BAKER — More than a dozen road closures, most in north Okaloosa County, as well as several more in Walton County, occurred earlier this week as Hurricane Isaac took one more swipe at the region, this time from much farther north.

While the Emerald Coast dodged a direct strike from the storm as it headed into Louisiana, the area experienced several inches of rain in some parts of the north county. As the sun peeped out earlier this week, however, Isaac made himself felt again when heavy rains dumped water in the central part of the United States that sent crests down local estuaries.

Randy McDaniel, chief of emergency management for Okaloosa County, said while the Crestview area was not affected, communities north of Baker along the Blackwater River suffered some flooding and road closures.

County public information officer Kathy Newby announced 13 road closures Wednesday afternoon, 12 of them along Blackwater River.

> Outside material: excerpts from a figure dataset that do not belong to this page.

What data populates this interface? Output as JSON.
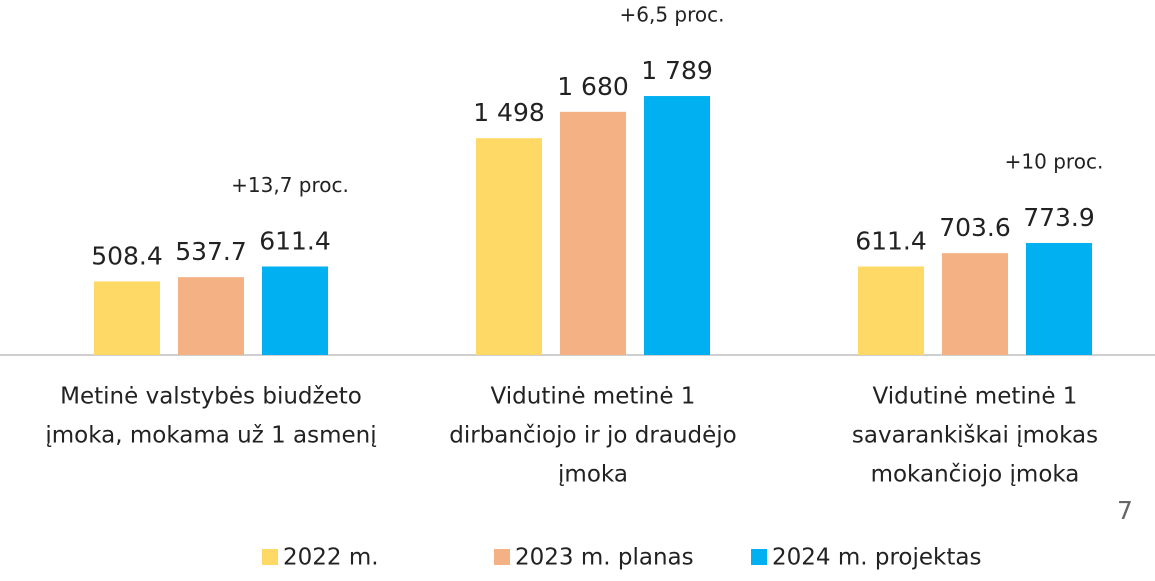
{
  "chart_data": {
    "type": "bar",
    "categories": [
      [
        "Metinė valstybės biudžeto",
        "įmoka, mokama už 1 asmenį"
      ],
      [
        "Vidutinė metinė 1",
        "dirbančiojo ir jo draudėjo",
        "įmoka"
      ],
      [
        "Vidutinė metinė 1",
        "savarankiškai įmokas",
        "mokančiojo įmoka"
      ]
    ],
    "series": [
      {
        "name": "2022 m.",
        "color": "#FFD966",
        "values": [
          508.4,
          1498,
          611.4
        ],
        "value_labels": [
          "508.4",
          "1 498",
          "611.4"
        ]
      },
      {
        "name": "2023 m. planas",
        "color": "#F4B183",
        "values": [
          537.7,
          1680,
          703.6
        ],
        "value_labels": [
          "537.7",
          "1 680",
          "703.6"
        ]
      },
      {
        "name": "2024 m. projektas",
        "color": "#00B0F0",
        "values": [
          611.4,
          1789,
          773.9
        ],
        "value_labels": [
          "611.4",
          "1 789",
          "773.9"
        ]
      }
    ],
    "annotations": [
      "+13,7 proc.",
      "+6,5 proc.",
      "+10 proc."
    ],
    "page_number": "7",
    "ylim": [
      0,
      2000
    ],
    "legend": "bottom"
  }
}
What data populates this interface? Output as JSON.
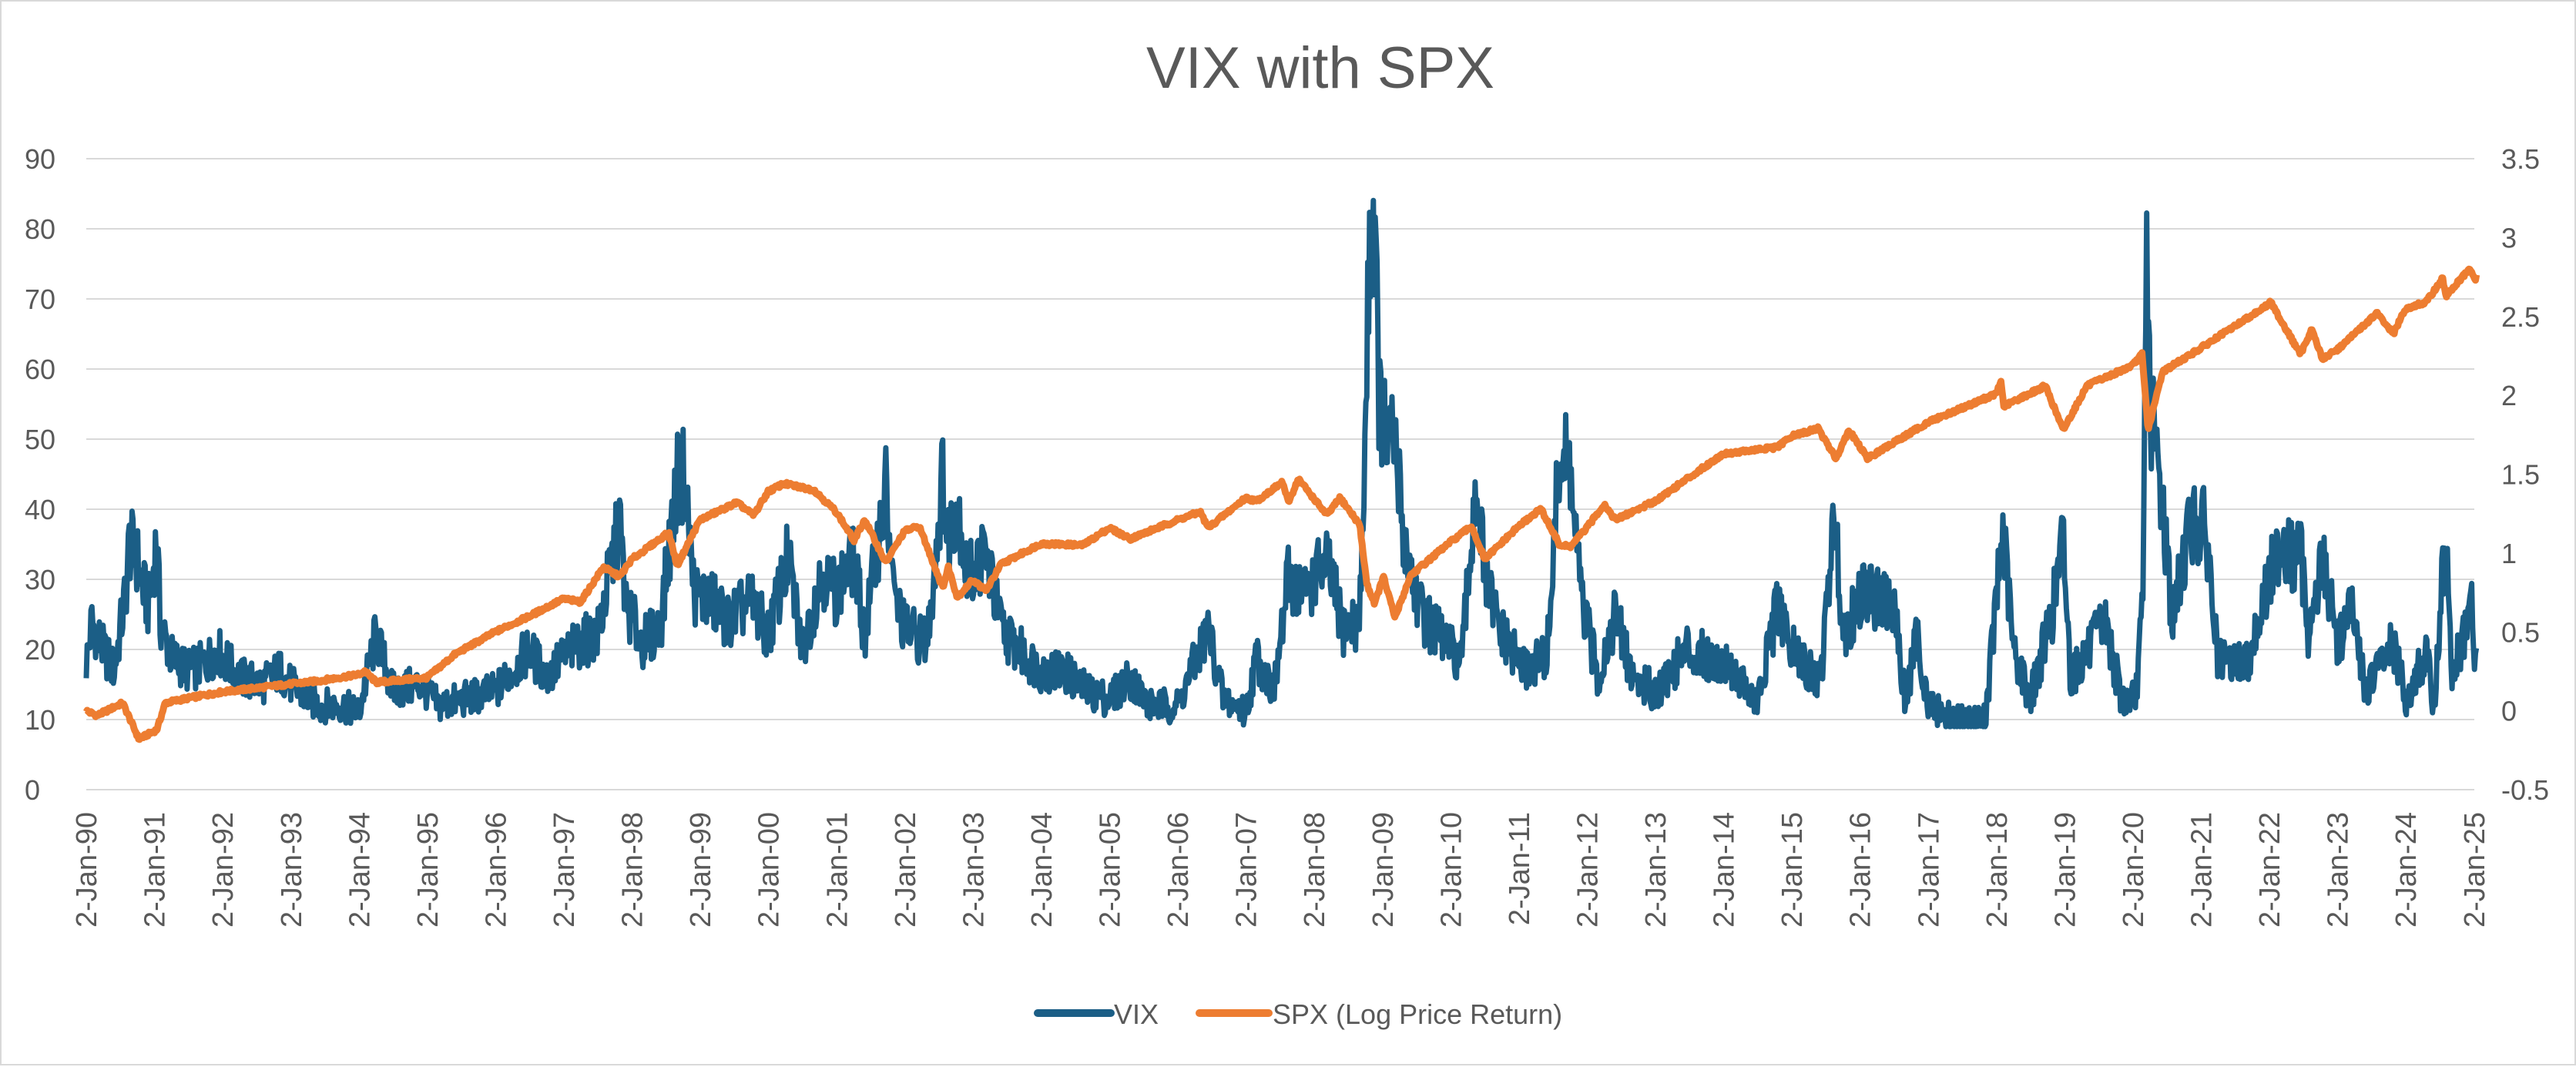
{
  "chart_data": {
    "type": "line",
    "title": "VIX with SPX",
    "x_tick_labels": [
      "2-Jan-90",
      "2-Jan-91",
      "2-Jan-92",
      "2-Jan-93",
      "2-Jan-94",
      "2-Jan-95",
      "2-Jan-96",
      "2-Jan-97",
      "2-Jan-98",
      "2-Jan-99",
      "2-Jan-00",
      "2-Jan-01",
      "2-Jan-02",
      "2-Jan-03",
      "2-Jan-04",
      "2-Jan-05",
      "2-Jan-06",
      "2-Jan-07",
      "2-Jan-08",
      "2-Jan-09",
      "2-Jan-10",
      "2-Jan-11",
      "2-Jan-12",
      "2-Jan-13",
      "2-Jan-14",
      "2-Jan-15",
      "2-Jan-16",
      "2-Jan-17",
      "2-Jan-18",
      "2-Jan-19",
      "2-Jan-20",
      "2-Jan-21",
      "2-Jan-22",
      "2-Jan-23",
      "2-Jan-24",
      "2-Jan-25"
    ],
    "y_left": {
      "range": [
        0,
        90
      ],
      "ticks": [
        "0",
        "10",
        "20",
        "30",
        "40",
        "50",
        "60",
        "70",
        "80",
        "90"
      ]
    },
    "y_right": {
      "range": [
        -0.5,
        3.5
      ],
      "ticks": [
        "-0.5",
        "0",
        "0.5",
        "1",
        "1.5",
        "2",
        "2.5",
        "3",
        "3.5"
      ]
    },
    "grid": true,
    "legend_position": "bottom",
    "colors": {
      "vix": "#1b5e86",
      "spx": "#ed7d31",
      "grid": "#d9d9d9",
      "text": "#595959"
    },
    "series": [
      {
        "name": "VIX",
        "axis": "left",
        "points": [
          [
            "1990-01-02",
            18
          ],
          [
            "1990-02-01",
            24
          ],
          [
            "1990-04-01",
            20
          ],
          [
            "1990-06-01",
            17
          ],
          [
            "1990-08-01",
            28
          ],
          [
            "1990-08-20",
            35
          ],
          [
            "1990-10-01",
            33
          ],
          [
            "1990-10-20",
            30
          ],
          [
            "1990-12-01",
            26
          ],
          [
            "1991-01-15",
            36
          ],
          [
            "1991-02-01",
            24
          ],
          [
            "1991-04-01",
            19
          ],
          [
            "1991-07-01",
            17
          ],
          [
            "1991-10-01",
            18
          ],
          [
            "1991-12-01",
            20
          ],
          [
            "1992-04-01",
            16
          ],
          [
            "1992-08-01",
            15
          ],
          [
            "1992-11-01",
            17
          ],
          [
            "1993-02-01",
            14
          ],
          [
            "1993-06-01",
            12
          ],
          [
            "1993-10-01",
            12
          ],
          [
            "1994-01-01",
            11
          ],
          [
            "1994-04-01",
            22
          ],
          [
            "1994-07-01",
            14
          ],
          [
            "1994-12-01",
            15
          ],
          [
            "1995-03-01",
            12
          ],
          [
            "1995-08-01",
            13
          ],
          [
            "1996-01-01",
            14
          ],
          [
            "1996-04-01",
            17
          ],
          [
            "1996-07-01",
            20
          ],
          [
            "1996-10-01",
            16
          ],
          [
            "1997-01-01",
            19
          ],
          [
            "1997-04-01",
            21
          ],
          [
            "1997-07-01",
            22
          ],
          [
            "1997-10-28",
            38
          ],
          [
            "1997-12-01",
            26
          ],
          [
            "1998-03-01",
            21
          ],
          [
            "1998-06-01",
            23
          ],
          [
            "1998-08-31",
            44
          ],
          [
            "1998-10-08",
            45
          ],
          [
            "1998-12-01",
            28
          ],
          [
            "1999-03-01",
            27
          ],
          [
            "1999-06-01",
            24
          ],
          [
            "1999-10-01",
            27
          ],
          [
            "2000-01-01",
            22
          ],
          [
            "2000-04-15",
            33
          ],
          [
            "2000-07-01",
            20
          ],
          [
            "2000-10-15",
            31
          ],
          [
            "2001-01-01",
            28
          ],
          [
            "2001-04-01",
            33
          ],
          [
            "2001-06-01",
            22
          ],
          [
            "2001-09-20",
            43
          ],
          [
            "2001-11-01",
            28
          ],
          [
            "2002-01-01",
            23
          ],
          [
            "2002-05-01",
            21
          ],
          [
            "2002-07-24",
            45
          ],
          [
            "2002-08-15",
            35
          ],
          [
            "2002-10-10",
            42
          ],
          [
            "2002-12-01",
            30
          ],
          [
            "2003-03-10",
            34
          ],
          [
            "2003-06-01",
            23
          ],
          [
            "2003-09-01",
            20
          ],
          [
            "2004-01-01",
            17
          ],
          [
            "2004-05-01",
            17
          ],
          [
            "2004-09-01",
            14
          ],
          [
            "2005-01-01",
            13
          ],
          [
            "2005-04-20",
            16
          ],
          [
            "2005-08-01",
            12
          ],
          [
            "2006-01-01",
            12
          ],
          [
            "2006-06-13",
            23
          ],
          [
            "2006-09-01",
            13
          ],
          [
            "2007-01-01",
            11
          ],
          [
            "2007-02-27",
            19
          ],
          [
            "2007-06-01",
            14
          ],
          [
            "2007-08-16",
            30
          ],
          [
            "2007-11-15",
            28
          ],
          [
            "2008-01-22",
            31
          ],
          [
            "2008-03-17",
            32
          ],
          [
            "2008-06-01",
            23
          ],
          [
            "2008-09-01",
            24
          ],
          [
            "2008-10-01",
            50
          ],
          [
            "2008-10-24",
            80
          ],
          [
            "2008-11-20",
            81
          ],
          [
            "2008-12-15",
            55
          ],
          [
            "2009-01-20",
            50
          ],
          [
            "2009-03-09",
            49
          ],
          [
            "2009-05-01",
            35
          ],
          [
            "2009-08-01",
            25
          ],
          [
            "2009-12-01",
            21
          ],
          [
            "2010-03-01",
            18
          ],
          [
            "2010-05-20",
            45
          ],
          [
            "2010-07-01",
            30
          ],
          [
            "2010-10-01",
            22
          ],
          [
            "2011-02-01",
            17
          ],
          [
            "2011-06-01",
            19
          ],
          [
            "2011-08-08",
            48
          ],
          [
            "2011-10-04",
            45
          ],
          [
            "2011-12-01",
            27
          ],
          [
            "2012-03-01",
            16
          ],
          [
            "2012-06-01",
            25
          ],
          [
            "2012-09-01",
            16
          ],
          [
            "2013-01-01",
            14
          ],
          [
            "2013-06-20",
            20
          ],
          [
            "2013-10-01",
            19
          ],
          [
            "2014-02-01",
            18
          ],
          [
            "2014-07-01",
            12
          ],
          [
            "2014-10-15",
            26
          ],
          [
            "2015-01-01",
            20
          ],
          [
            "2015-06-01",
            15
          ],
          [
            "2015-08-24",
            40
          ],
          [
            "2015-10-01",
            22
          ],
          [
            "2016-01-20",
            28
          ],
          [
            "2016-02-11",
            28
          ],
          [
            "2016-06-27",
            26
          ],
          [
            "2016-09-01",
            13
          ],
          [
            "2016-11-04",
            22
          ],
          [
            "2017-01-01",
            12
          ],
          [
            "2017-06-01",
            10
          ],
          [
            "2017-11-01",
            10
          ],
          [
            "2018-02-05",
            37
          ],
          [
            "2018-04-01",
            20
          ],
          [
            "2018-07-01",
            13
          ],
          [
            "2018-10-25",
            25
          ],
          [
            "2018-12-24",
            36
          ],
          [
            "2019-02-01",
            16
          ],
          [
            "2019-05-13",
            20
          ],
          [
            "2019-08-05",
            24
          ],
          [
            "2019-11-01",
            13
          ],
          [
            "2020-01-15",
            13
          ],
          [
            "2020-02-24",
            26
          ],
          [
            "2020-03-16",
            82
          ],
          [
            "2020-04-01",
            55
          ],
          [
            "2020-06-11",
            40
          ],
          [
            "2020-08-01",
            24
          ],
          [
            "2020-10-29",
            38
          ],
          [
            "2021-01-27",
            37
          ],
          [
            "2021-04-01",
            18
          ],
          [
            "2021-09-01",
            18
          ],
          [
            "2021-12-01",
            27
          ],
          [
            "2022-03-07",
            36
          ],
          [
            "2022-05-01",
            33
          ],
          [
            "2022-06-16",
            34
          ],
          [
            "2022-08-01",
            22
          ],
          [
            "2022-10-12",
            33
          ],
          [
            "2023-01-01",
            21
          ],
          [
            "2023-03-13",
            26
          ],
          [
            "2023-06-01",
            14
          ],
          [
            "2023-10-20",
            21
          ],
          [
            "2024-01-01",
            13
          ],
          [
            "2024-04-19",
            19
          ],
          [
            "2024-06-01",
            12
          ],
          [
            "2024-08-05",
            38
          ],
          [
            "2024-09-01",
            16
          ],
          [
            "2024-11-01",
            21
          ],
          [
            "2024-12-18",
            27
          ],
          [
            "2025-01-02",
            17
          ],
          [
            "2025-01-15",
            20
          ]
        ]
      },
      {
        "name": "SPX (Log Price Return)",
        "axis": "right",
        "points": [
          [
            "1990-01-02",
            0.0
          ],
          [
            "1990-03-01",
            -0.03
          ],
          [
            "1990-07-16",
            0.05
          ],
          [
            "1990-10-11",
            -0.18
          ],
          [
            "1991-01-15",
            -0.12
          ],
          [
            "1991-03-01",
            0.05
          ],
          [
            "1991-07-01",
            0.08
          ],
          [
            "1991-12-31",
            0.12
          ],
          [
            "1992-06-01",
            0.14
          ],
          [
            "1992-12-31",
            0.17
          ],
          [
            "1993-06-01",
            0.19
          ],
          [
            "1993-12-31",
            0.23
          ],
          [
            "1994-02-01",
            0.25
          ],
          [
            "1994-04-04",
            0.18
          ],
          [
            "1994-12-31",
            0.21
          ],
          [
            "1995-06-01",
            0.36
          ],
          [
            "1995-12-31",
            0.5
          ],
          [
            "1996-07-01",
            0.6
          ],
          [
            "1996-12-31",
            0.71
          ],
          [
            "1997-04-01",
            0.69
          ],
          [
            "1997-08-01",
            0.91
          ],
          [
            "1997-10-27",
            0.85
          ],
          [
            "1997-12-31",
            0.96
          ],
          [
            "1998-07-17",
            1.13
          ],
          [
            "1998-08-31",
            0.92
          ],
          [
            "1998-12-31",
            1.21
          ],
          [
            "1999-07-16",
            1.32
          ],
          [
            "1999-10-15",
            1.24
          ],
          [
            "1999-12-31",
            1.39
          ],
          [
            "2000-03-24",
            1.44
          ],
          [
            "2000-09-01",
            1.4
          ],
          [
            "2000-12-31",
            1.26
          ],
          [
            "2001-04-04",
            1.08
          ],
          [
            "2001-06-01",
            1.21
          ],
          [
            "2001-09-21",
            0.94
          ],
          [
            "2001-12-31",
            1.14
          ],
          [
            "2002-03-19",
            1.17
          ],
          [
            "2002-07-23",
            0.78
          ],
          [
            "2002-08-22",
            0.91
          ],
          [
            "2002-10-09",
            0.72
          ],
          [
            "2002-12-31",
            0.83
          ],
          [
            "2003-03-11",
            0.76
          ],
          [
            "2003-06-01",
            0.93
          ],
          [
            "2003-12-31",
            1.06
          ],
          [
            "2004-08-12",
            1.05
          ],
          [
            "2004-12-31",
            1.16
          ],
          [
            "2005-04-20",
            1.09
          ],
          [
            "2005-12-31",
            1.21
          ],
          [
            "2006-05-01",
            1.26
          ],
          [
            "2006-06-13",
            1.16
          ],
          [
            "2006-12-31",
            1.35
          ],
          [
            "2007-02-27",
            1.33
          ],
          [
            "2007-07-16",
            1.45
          ],
          [
            "2007-08-16",
            1.32
          ],
          [
            "2007-10-09",
            1.47
          ],
          [
            "2008-03-10",
            1.24
          ],
          [
            "2008-05-19",
            1.35
          ],
          [
            "2008-09-01",
            1.18
          ],
          [
            "2008-10-10",
            0.8
          ],
          [
            "2008-11-20",
            0.68
          ],
          [
            "2009-01-06",
            0.85
          ],
          [
            "2009-03-09",
            0.59
          ],
          [
            "2009-06-01",
            0.86
          ],
          [
            "2009-12-31",
            1.07
          ],
          [
            "2010-04-23",
            1.17
          ],
          [
            "2010-07-02",
            0.96
          ],
          [
            "2010-12-31",
            1.17
          ],
          [
            "2011-04-29",
            1.28
          ],
          [
            "2011-08-08",
            1.05
          ],
          [
            "2011-10-03",
            1.04
          ],
          [
            "2011-12-31",
            1.16
          ],
          [
            "2012-04-02",
            1.31
          ],
          [
            "2012-06-01",
            1.21
          ],
          [
            "2012-12-31",
            1.33
          ],
          [
            "2013-12-31",
            1.63
          ],
          [
            "2014-10-15",
            1.67
          ],
          [
            "2014-12-31",
            1.74
          ],
          [
            "2015-05-21",
            1.79
          ],
          [
            "2015-08-25",
            1.6
          ],
          [
            "2015-11-03",
            1.78
          ],
          [
            "2016-02-11",
            1.6
          ],
          [
            "2016-12-31",
            1.83
          ],
          [
            "2017-12-31",
            2.01
          ],
          [
            "2018-01-26",
            2.09
          ],
          [
            "2018-02-08",
            1.93
          ],
          [
            "2018-09-20",
            2.06
          ],
          [
            "2018-12-24",
            1.78
          ],
          [
            "2019-04-30",
            2.06
          ],
          [
            "2019-12-31",
            2.19
          ],
          [
            "2020-02-19",
            2.26
          ],
          [
            "2020-03-23",
            1.78
          ],
          [
            "2020-06-08",
            2.15
          ],
          [
            "2020-12-31",
            2.3
          ],
          [
            "2021-12-31",
            2.58
          ],
          [
            "2022-01-03",
            2.6
          ],
          [
            "2022-06-16",
            2.26
          ],
          [
            "2022-08-16",
            2.42
          ],
          [
            "2022-10-12",
            2.23
          ],
          [
            "2022-12-31",
            2.29
          ],
          [
            "2023-07-31",
            2.52
          ],
          [
            "2023-10-27",
            2.39
          ],
          [
            "2023-12-31",
            2.55
          ],
          [
            "2024-04-19",
            2.59
          ],
          [
            "2024-07-16",
            2.74
          ],
          [
            "2024-08-05",
            2.63
          ],
          [
            "2024-12-06",
            2.8
          ],
          [
            "2024-12-31",
            2.75
          ],
          [
            "2025-01-10",
            2.72
          ],
          [
            "2025-01-15",
            2.79
          ]
        ]
      }
    ]
  }
}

The 13th closure, Old Dorcas Road in the Dorcas community east of Crestview, was affected by a crest riding down the Shoal River, and with three roads near Baker, remained closed Thursday morning.

“The Shoal River at Highway 90 is currently at 16.1 feet, and it appears it has crested,” McDaniel reported Wednesday. “It should start dropping very soon.”

Thursday morning, county Public Works crews patrolled the previously closed roads, checking the depth of estuaries crossed by local roads and reopening most of the roads closed the previous day.

“The Blackwater is rising,” McDaniel said Wednesday. “It is currently at 16.4 feet. It is at moderate flood stage. At that level, we have some homes that could be threatened. We have notified the residents through the Code Red system, but the river has caused flooding on the roadways.”

According to the National Weather Service website, the river ultimately reached 17.02 feet, more than a foot above the moderate flood stage. By Thursday morning, however, it had dropped to 11.5 feet and was predicted to keep falling.

Peaden Bridge, east of the Beaver Creek community, reopened Thursday morning, though the water was barely a foot below the bridge supports. The fast current pushed debris against the bridge structure, and water flooded the forested banks lining the river.

While Yellow River, at 8.84 feet, was higher than normal as it crossed U.S. Highway 90, it did not pose a significant threat, McDaniel said. Flood stage for the river is 12 feet, according to the weather service.

“The Yellow River is behaving very well,” he said. “It’s supposed to crest at 7.9 feet, which is below flood stage.”

As the flood waters receded, McDaniel said his department was already eying the next suspicious storm system developing in the southern Gulf of Mexico, which is being monitored by the National Hurricane Center in Miami.

“The low pressure has moved out into the gulf and has been assigned a number,” McDaniel said. “That means they’re watching it for tropic development. Currently, according to the NHC, it has a 43 percent chance of turning into a tropical cyclone.

“If that happens, the current models have it running toward the Big Bend and main peninsula of Florida, although they show drifting southwest and heading back to the East.”